Baik Direktur Jenderal Aplikasi dan Informatika, Samuel Abrijani Pangerapan, maupun Juru Bicara Kementerian Kominfo, Dedy Permadi, tidak memberi tanggapan atas permohonan wawancara VOA hingga laporan ini terbit.
Di DPR, usulan pembentukan otoritas yang independen juga tidak diamini sepenuhnya. Anggota Komisi I DPR RI dari fraksi Nasdem, Muhammad Farhan, menganggap pengesahan RUU PDP sudah darurat, sehingga DPR sebaiknya berkompromi dengan usul pemerintah.
“Kalau melihat perkembangan situasi dan juga melihat eskalasi masalah yang timbul dari tidak adanya kepastian hukum dalam PDP, maka tampaknya kita harus mengikuti konsep yang dari pemerintah, yaitu si otoritas perlindungan data ini memang tetap langsung di bawah kementerian, dengan penanggung jawabnya menteri langsung.”
“Kita dorong sekarang agar komprominya ketemu di situ,” tambah Farhan.
Di sisi seberang, independensi otoritas perlindungan data pribadi justru menjadi harga mutlak. Anggota Komisi I DPR dari fraksi PKS, Abdul Kharis, mengatakan, “Kalau fraksi PKS tetap ingin otoritas itu independen. Istilahnya gini, yang bikin regulasi pemerintah, pelaksananya pemerintah, pengawasnya pemerintah, ya gimana…”
“Jadi, soal urgensi semua sepakat, ini penting. Tapi ketika kita menyelesaikan – karena pentingnya UU ini – bukan berarti kemudian kita mengabaikan faktor independensi otoritas ini.”
Peneliti Yayasan Tifa, Sherly Haristya, berharap pemerintah bisa tetap berkomitmen pada RUU PDP yang sejak awal merujuk pada General Data Protection Regulation (GDPR), instrumen hukum perlindungan data pribadi dan privasi Uni Eropa yang menjadi standar dunia. Dalam GDPR, otoritas perlindungan data pribadi dipegang oleh Data Protection Authorities (DPAs), otoritas independen yang mengawasi perlindungan data dengan wewenang melakukan penyelidikan dan langkah korektif.
Sherly mengatakan gagasan untuk menjadikan Kementerian Kominfo sebagai otoritas perlindungan data “tidak sinkron” dengan semangat RUU PDP pada awal penyusunannya.
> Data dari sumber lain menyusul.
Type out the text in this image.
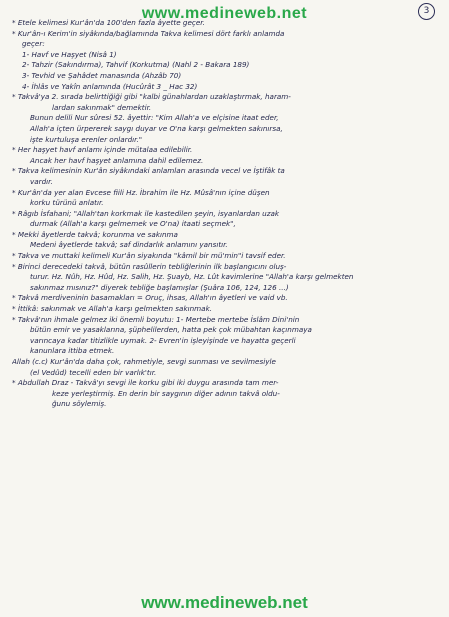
www.medineweb.net	3
* Etele kelimesi Kur'ân'da 100'den fazla âyette geçer.
* Kur'ân-ı Kerim'in siyâkında/bağlamında Takva kelimesi dört farklı anlamda
geçer:
1- Havf ve Haşyet (Nisâ 1)
2- Tahzir (Sakındırma), Tahvif (Korkutma) (Nahl 2 - Bakara 189)
3- Tevhid ve Şahâdet manasında (Ahzâb 70)
4- İhlâs ve Yakîn anlamında (Hucûrât 3 _ Hac 32)
* Takvâ'ya 2. sırada belirttiğiği gibi "kalbi günahlardan uzaklaştırmak, haram-
lardan sakınmak" demektir.
Bunun delili Nur sûresi 52. âyettir: "Kim Allah'a ve elçisine itaat eder,
Allah'a içten ürpererek saygı duyar ve O'na karşı gelmekten sakınırsa,
işte kurtuluşa erenler onlardır."
* Her haşyet havf anlamı içinde mütalaa edilebilir.
Ancak her havf haşyet anlamına dahil edilemez.
* Takva kelimesinin Kur'ân siyâkındaki anlamları arasında vecel ve İştifâk ta
vardır.
* Kur'ân'da yer alan Evcese fiili Hz. İbrahim ile Hz. Mûsâ'nın içine düşen
korku türünü anlatır.
* Râgıb İsfahani; "Allah'tan korkmak ile kastedilen şeyin, isyanlardan uzak
durmak (Allah'a karşı gelmemek ve O'na) itaati seçmek",
* Mekki âyetlerde takvâ; korunma ve sakınma
Medeni âyetlerde takvâ; saf dindarlık anlamını yansıtır.
* Takva ve muttaki kelimeli Kur'ân siyakında "kâmil bir mü'min"i tavsif eder.
* Birinci derecedeki takvâ, bütün rasûllerin tebliğlerinin ilk başlangıcını oluş-
turur. Hz. Nûh, Hz. Hûd, Hz. Salih, Hz. Şuayb, Hz. Lût kavimlerine "Allah'a karşı gelmekten
sakınmaz mısınız?" diyerek tebliğe başlamışlar (Şuâra 106, 124, 126 ...)
* Takvâ merdiveninin basamakları = Oruç, ihsas, Allah'ın âyetleri ve vaid vb.
* İttikâ: sakınmak ve Allah'a karşı gelmekten sakınmak.
* Takvâ'nın ihmale gelmez iki önemli boyutu: 1- Mertebe mertebe İslâm Dini'nin
bütün emir ve yasaklarına, şüphelilerden, hatta pek çok mübahtan kaçınmaya
varıncaya kadar titizlikle uymak. 2- Evren'in işleyişinde ve hayatta geçerli
kanunlara ittiba etmek.
Allah (c.c) Kur'ân'da daha çok, rahmetiyle, sevgi sunması ve sevilmesiyle
(el Vedûd) tecelli eden bir varlık'tır.
* Abdullah Draz - Takvâ'yı sevgi ile korku gibi iki duygu arasında tam mer-
keze yerleştirmiş. En derin bir saygının diğer adının takvâ oldu-
ğunu söylemiş.
www.medineweb.net
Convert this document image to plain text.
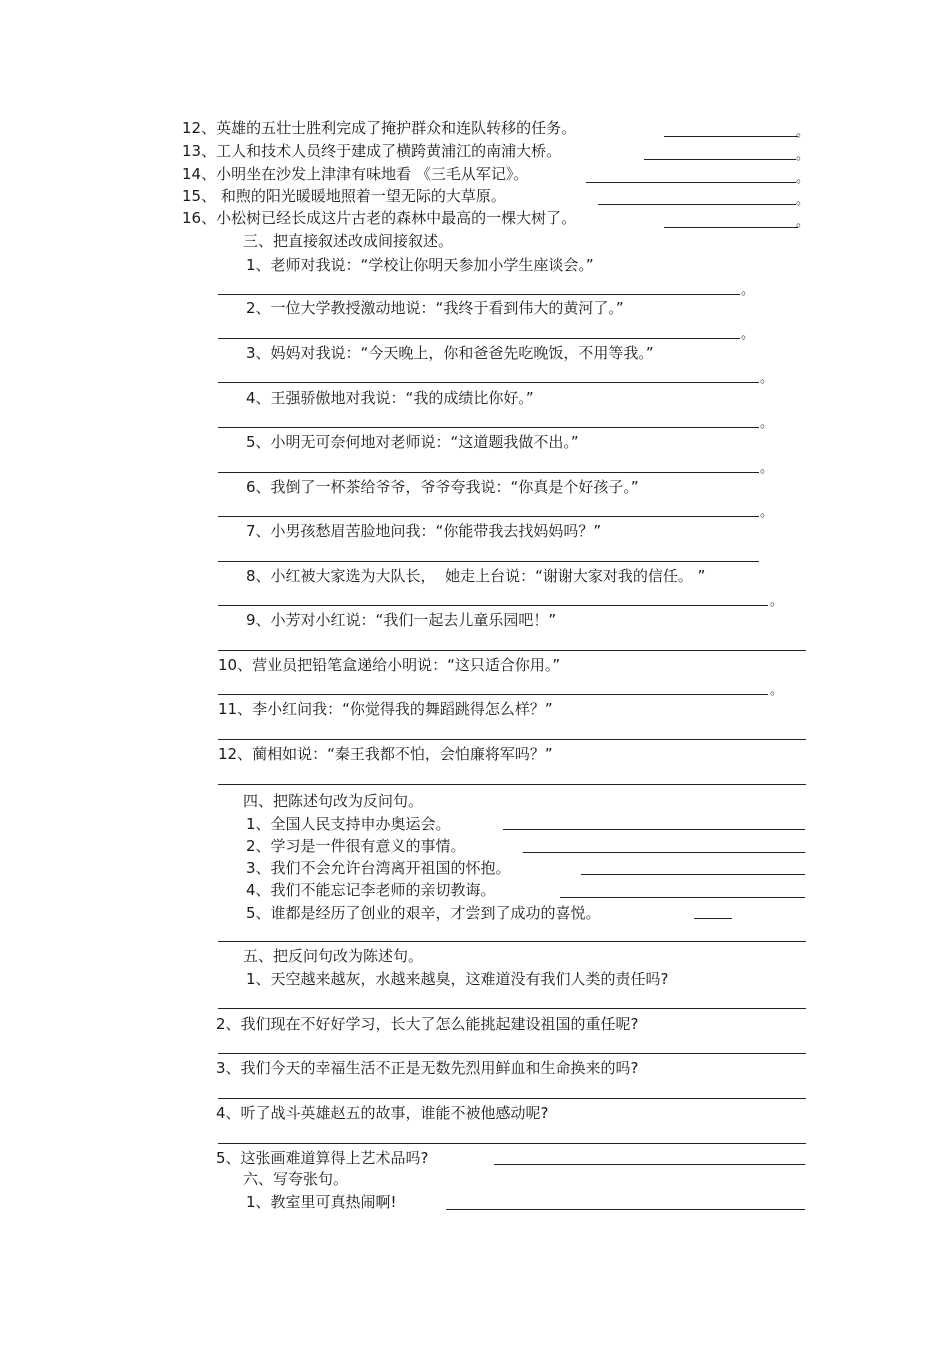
12、英雄的五壮士胜利完成了掩护群众和连队转移的任务。	。
13、工人和技术人员终于建成了横跨黄浦江的南浦大桥。	。
14、小明坐在沙发上津津有味地看 《三毛从军记》。	。
15、 和煦的阳光暖暖地照着一望无际的大草原。	。
16、小松树已经长成这片古老的森林中最高的一棵大树了。	。
三、把直接叙述改成间接叙述。
1、老师对我说：“学校让你明天参加小学生座谈会。”
。
2、一位大学教授激动地说：“我终于看到伟大的黄河了。”
。
3、妈妈对我说：“今天晚上，你和爸爸先吃晚饭，不用等我。”
。
4、王强骄傲地对我说：“我的成绩比你好。”
。
5、小明无可奈何地对老师说：“这道题我做不出。”
。
6、我倒了一杯茶给爷爷，爷爷夸我说：“你真是个好孩子。”
。
7、小男孩愁眉苦脸地问我：“你能带我去找妈妈吗？”
8、小红被大家选为大队长，  她走上台说：“谢谢大家对我的信任。 ”
。
9、小芳对小红说：“我们一起去儿童乐园吧！”
10、营业员把铅笔盒递给小明说：“这只适合你用。”
。
11、李小红问我：“你觉得我的舞蹈跳得怎么样？”
12、蔺相如说：“秦王我都不怕，会怕廉将军吗？”
四、把陈述句改为反问句。
1、全国人民支持申办奥运会。
2、学习是一件很有意义的事情。
3、我们不会允许台湾离开祖国的怀抱。
4、我们不能忘记李老师的亲切教诲。
5、谁都是经历了创业的艰辛，才尝到了成功的喜悦。
五、把反问句改为陈述句。
1、天空越来越灰，水越来越臭，这难道没有我们人类的责任吗?
2、我们现在不好好学习，长大了怎么能挑起建设祖国的重任呢?
3、我们今天的幸福生活不正是无数先烈用鲜血和生命换来的吗?
4、听了战斗英雄赵五的故事，谁能不被他感动呢?
5、这张画难道算得上艺术品吗?
六、写夸张句。
1、教室里可真热闹啊!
“Pemerintahnya posisinya ngga sinkron, antara keinginan mereka untuk menjadi ideal seperti GDPR, tapi ternyata di tengah jalan ada hambatan resources dalam hal uang, salah satunya.”
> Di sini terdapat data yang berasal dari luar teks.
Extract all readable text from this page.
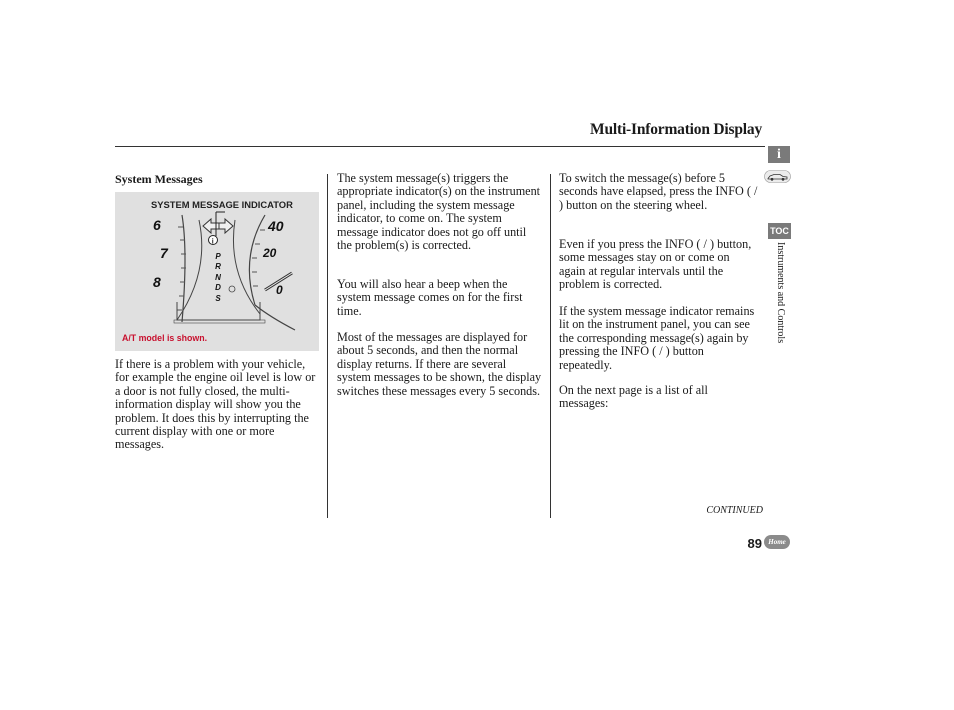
Multi-Information Display
System Messages
i
SYSTEM MESSAGE INDICATOR
6
7
8
40
20
0
P
R
N
D
S
A/T model is shown.
If there is a problem with your vehicle, for example the engine oil level is low or a door is not fully closed, the multi-information display will show you the problem. It does this by interrupting the current display with one or more messages.
The system message(s) triggers the appropriate indicator(s) on the instrument panel, including the system message indicator, to come on. The system message indicator does not go off until the problem(s) is corrected.
You will also hear a beep when the system message comes on for the first time.
Most of the messages are displayed for about 5 seconds, and then the normal display returns. If there are several system messages to be shown, the display switches these messages every 5 seconds.
To switch the message(s) before 5 seconds have elapsed, press the INFO ( / ) button on the steering wheel.
Even if you press the INFO ( / ) button, some messages stay on or come on again at regular intervals until the problem is corrected.
If the system message indicator remains lit on the instrument panel, you can see the corresponding message(s) again by pressing the INFO ( / ) button repeatedly.
On the next page is a list of all messages:
CONTINUED
89 Home
i
TOC
Instruments and Controls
“Kalau misalkan tidak siap punya komisi independen, berarti kan rombak dari awal, nggak bisa kita refer ke GDPR.”
Sementara RUU PDP macet di Senayan, pada Mei, 279 juta data penduduk yang bersumber dari BPJS Kesehatan diduga diretas dan dijual di forum daring. Tahun lalu, data 91 juta pengguna Tokopedia dijual di situs gelap (darkweb) – insiden yang diakui Tokopedia, meski mengklaim bahwa informasi penting pengguna, termasuk password “tetap terlindungi di balik enkripsi.”
Hingga Senin (7/6), Komisi I DPR masih menunggu keputusan pimpinan DPR terkait izin perpanjangan masa pembahasan RUU PDP yang sudah melalui tiga kali masa persidangan. Jika disahkan, undang-undang itu akan mengatur hak dan kewajiban pengendali, pemroses dan pemilik data pribadi, serta pedoman dan sanksi bagi pelanggar undang-undang. [rd/ka]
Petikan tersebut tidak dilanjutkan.